How to Manage a Remote Team Effectively
How to Manage Remote Teams Effectively
As more and more of us will be working remotely over the coming weeks, I thought it would be valuable to identify of a few key lessons that help remote or virtual teams be as effective as possible. These are particularly important where the members of the virtual team are not used to working remotely – which will be many people.
All the research (eg Chatfield et al, 2014) tells us that the challenges of traditional, face-to-face teams also exist with virtual teams – along with a few extras thrown in. In summary, however, our experience is that making virtual teams work well requires specific focus on the following four things:
Effective communication
Virtual teams need more explicit communication than traditional teams – partly because traditional teams have the benefit of all the non-verbal information available, and partly because all the challenges of communication are magnified by distance, time and the slower pace of information transfer. To that end leaders should not be afraid to state the obvious – because that way everybody knows the same obvious. Followers should also be willing to ask “stupid” questions since in a virtual team the more information the better – particularly in a virtual team that is new and still finding its way.
Trust
We all need to trust people to be able to work with them effectively – and in virtual teams, trust is a key determinant of whether members are more likely to compete with each other or collaborate.
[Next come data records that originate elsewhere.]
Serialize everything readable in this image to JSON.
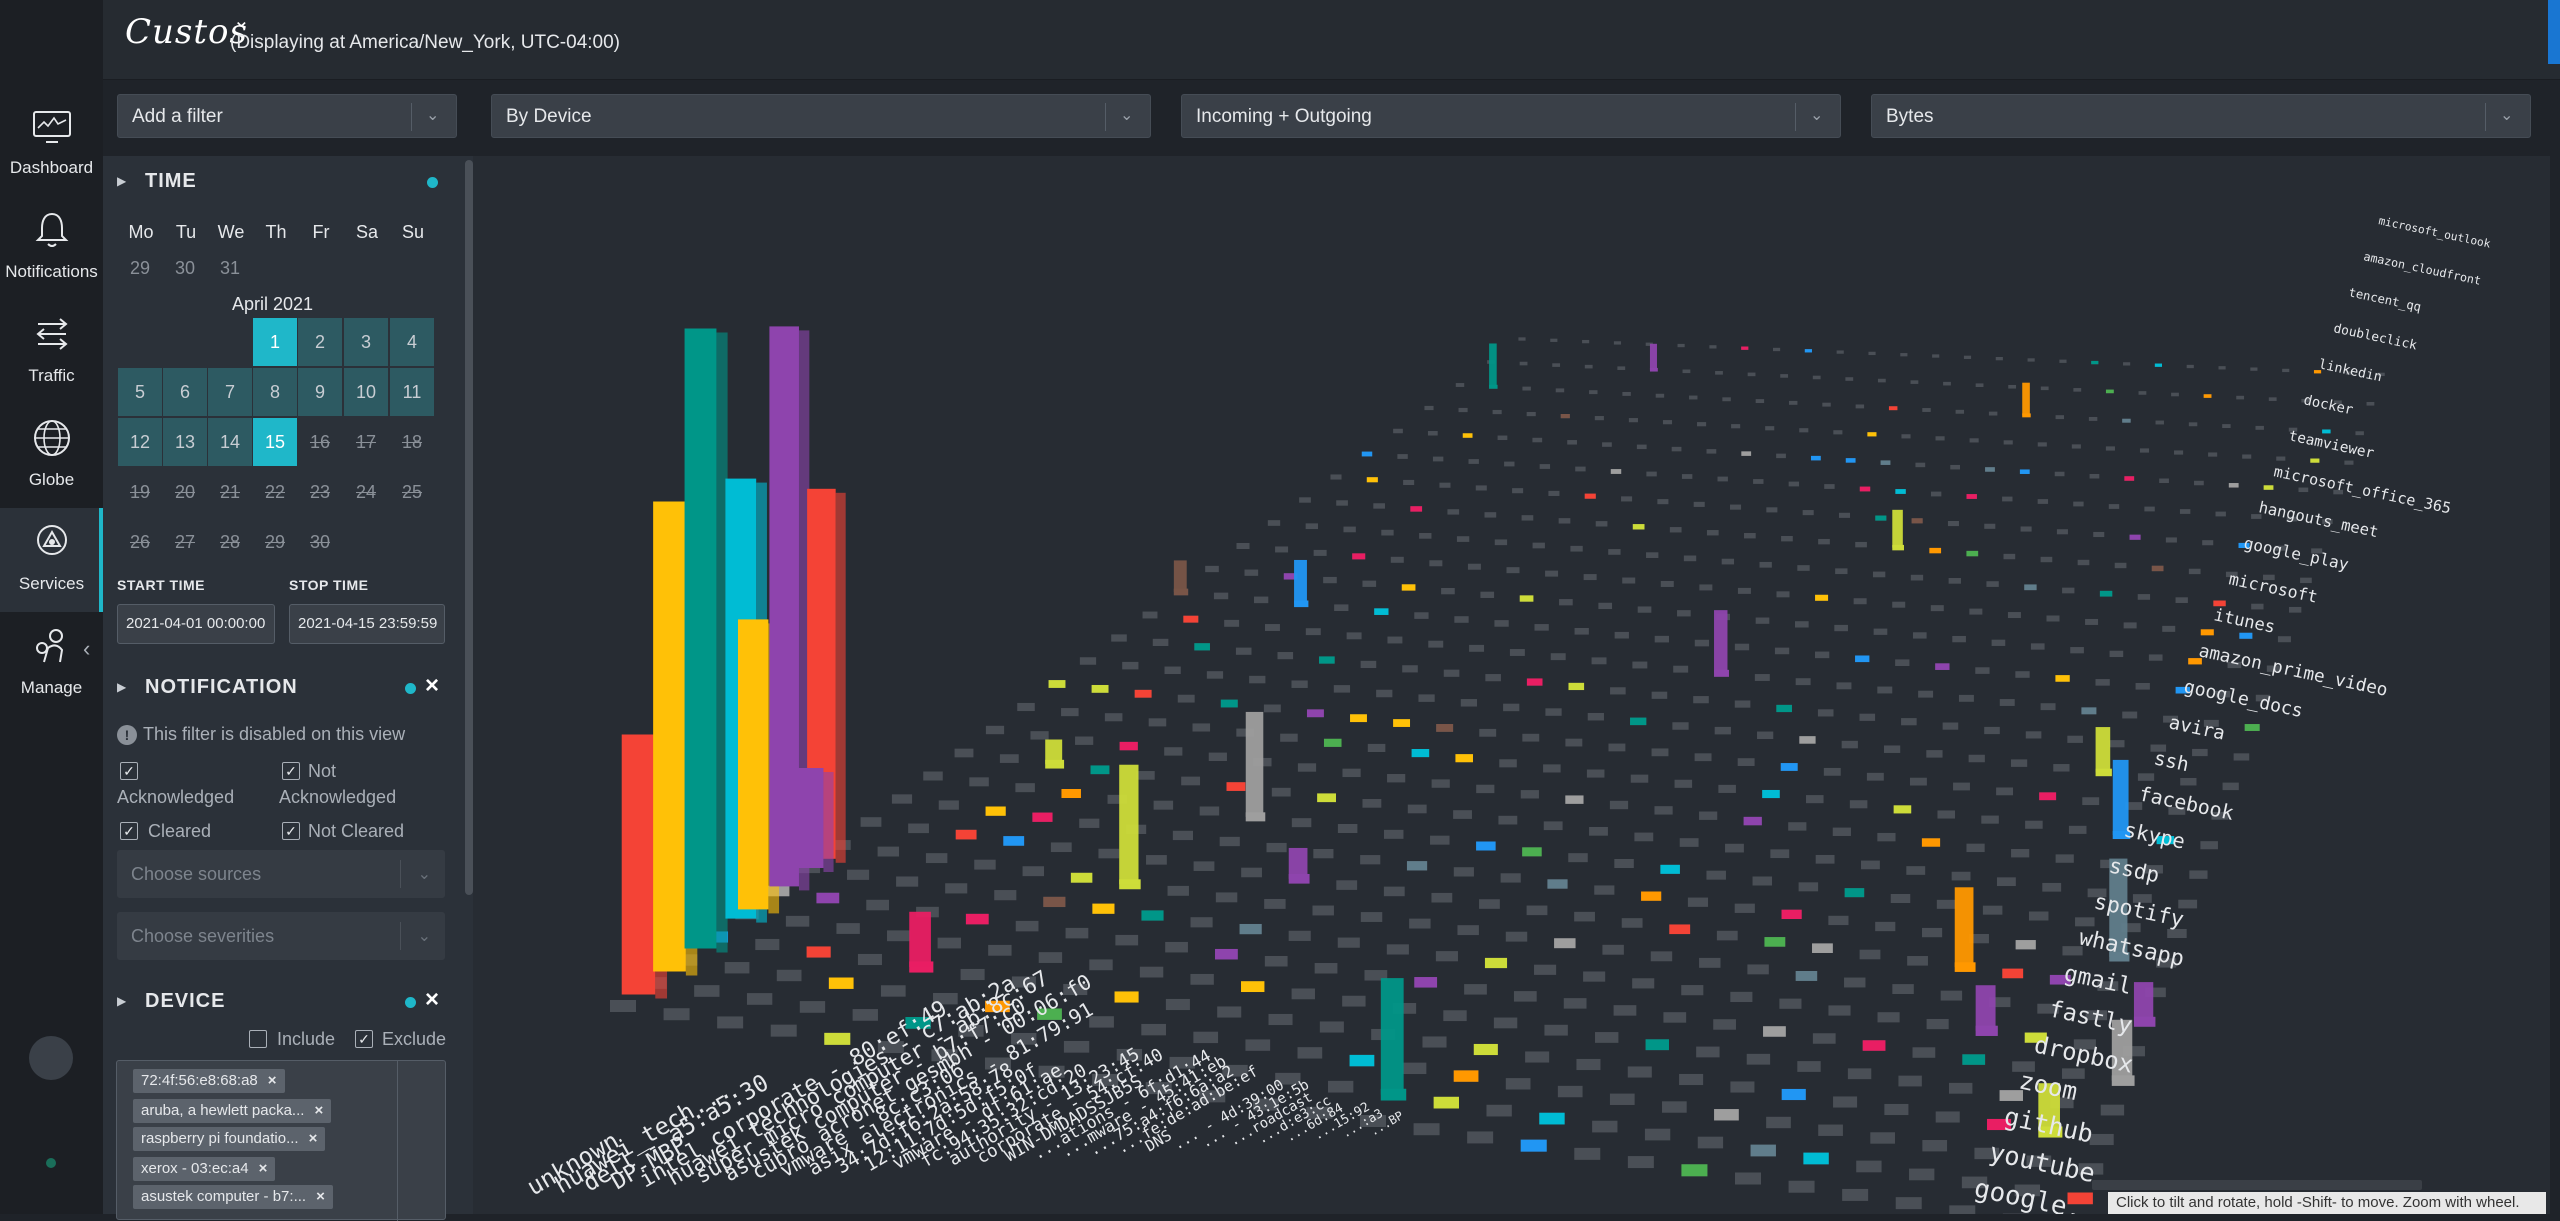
{
  "app": {
    "logo": "Custos",
    "timezone": "(Displaying at America/New_York, UTC-04:00)"
  },
  "nav": [
    {
      "label": "Dashboard",
      "icon": "monitor-icon"
    },
    {
      "label": "Notifications",
      "icon": "bell-icon"
    },
    {
      "label": "Traffic",
      "icon": "arrows-icon"
    },
    {
      "label": "Globe",
      "icon": "globe-icon"
    },
    {
      "label": "Services",
      "icon": "services-icon",
      "active": true
    },
    {
      "label": "Manage",
      "icon": "manage-icon"
    }
  ],
  "filters": {
    "add_filter": "Add a filter",
    "group_by": "By Device",
    "direction": "Incoming + Outgoing",
    "metric": "Bytes"
  },
  "time": {
    "title": "TIME",
    "dow": [
      "Mo",
      "Tu",
      "We",
      "Th",
      "Fr",
      "Sa",
      "Su"
    ],
    "prev_days": [
      "29",
      "30",
      "31"
    ],
    "month": "April 2021",
    "start_label": "START TIME",
    "stop_label": "STOP TIME",
    "start": "2021-04-01 00:00:00",
    "stop": "2021-04-15 23:59:59"
  },
  "notification": {
    "title": "NOTIFICATION",
    "info": "This filter is disabled on this view",
    "acknowledged": "Acknowledged",
    "not_acknowledged_1": "Not",
    "not_acknowledged_2": "Acknowledged",
    "cleared": "Cleared",
    "not_cleared": "Not Cleared",
    "sources_placeholder": "Choose sources",
    "severities_placeholder": "Choose severities"
  },
  "device": {
    "title": "DEVICE",
    "include": "Include",
    "exclude": "Exclude",
    "tags": [
      "72:4f:56:e8:68:a8",
      "aruba, a hewlett packa...",
      "raspberry pi foundatio...",
      "xerox - 03:ec:a4",
      "asustek computer - b7:..."
    ]
  },
  "chart_data": {
    "type": "bar3d",
    "devices": [
      "unknown",
      "huawei_tech...",
      "dell - a5:a5:30",
      "DP-MBP",
      "intel corporate - 80:ef:49",
      "huawei technologies - c7:ab:2a",
      "super micro computer - ab:8c:67",
      "asustek computer - b7:f7:c0",
      "cubro acronet gesmbh - 00:06:f0",
      "vmware - 8c:c3:06",
      "asix electronics - 81:79:91",
      "34:7d:f6:2a:58:78",
      "12:11:7d:5d:f5:0f",
      "vmware - df:61:ae",
      "fc:94:35:32:cd:20",
      "authority - 13:23:45",
      "corporate - 54:cf:40",
      "WIN-DMDADSSJB5S",
      "...ations - 6f:d1:44",
      "...mware - 45:41:eb",
      "...75:a4:f6:6a:a2",
      "...fe:de:ad:be:ef",
      "DNS",
      "... - 4d:39:00",
      "... - 43:1e:5b",
      "...roadcast",
      "...d:e3:cc",
      "...6d:84",
      "...15:92",
      "...:a3",
      "...BP"
    ],
    "services": [
      "google...",
      "youtube",
      "github",
      "zoom",
      "dropbox",
      "fastly",
      "gmail",
      "whatsapp",
      "spotify",
      "ssdp",
      "skype",
      "facebook",
      "ssh",
      "avira",
      "google_docs",
      "amazon_prime_video",
      "itunes",
      "microsoft",
      "google_play",
      "hangouts_meet",
      "microsoft_office_365",
      "teamviewer",
      "docker",
      "linkedin",
      "doubleclick",
      "tencent_qq",
      "amazon_cloudfront",
      "microsoft_outlook"
    ],
    "hint": "Click to tilt and rotate, hold -Shift- to move. Zoom with wheel."
  }
}
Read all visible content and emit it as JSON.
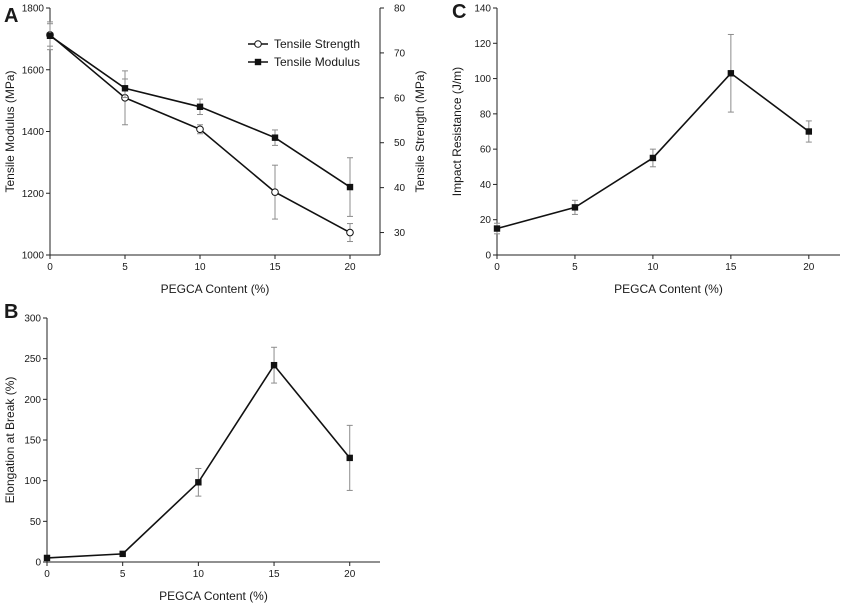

Early in the life of a team, leaders should be looking to establish “quick trust” which is dependent on the following:
- Competence (showing team members how good their colleagues are at their jobs),
- Reciprocity (trusting your team as you expect them to trust you),
- Integrity (by keeping your promises – and insisting others keep theirs), and
- Openness (see knowledge sharing below).
Interpersonal skills
In addition to the broader need for communication noted above, leaders of virtual teams need to adjust their leadership style to account for the remote (and often isolated) location of team members. In particular, it is clear that whilst the performance of virtual teams depends even more than normal on ongoing feedback from the leader, they also depend on that leader adopting a collaborative and co-ordinating approach rather than a controlling one. To that end both leaders and followers should communicate little and often and aim for a peer-to-peer relationship where possible.
Knowledge sharing
Maintaining mutual knowledge is a core challenge for virtual teams. Even where information is hosted centrally via a shared IT resource, it is easy for virtual teams to lose important contextual cues or to misinterpret the importance of different pieces of information. Even something as simple as silence can be challenging – does no response mean “yes”, “no”, or “I haven’t even seen this yet”? To deal with these challenges, teams need to establish clear ground rules and ways of working – using the collaborative approach referenced above – so that both leaders and followers can be sure that everyone is on the same page.
It is clear that each of these four elements depends on the and influences the others. Leadership and followership actions do not exist in a vacuum – even though it may feel like that to colleagues working remotely for the first time. Therefore the key advice is: communicate clearly, communicate often, and trust your team to come through this.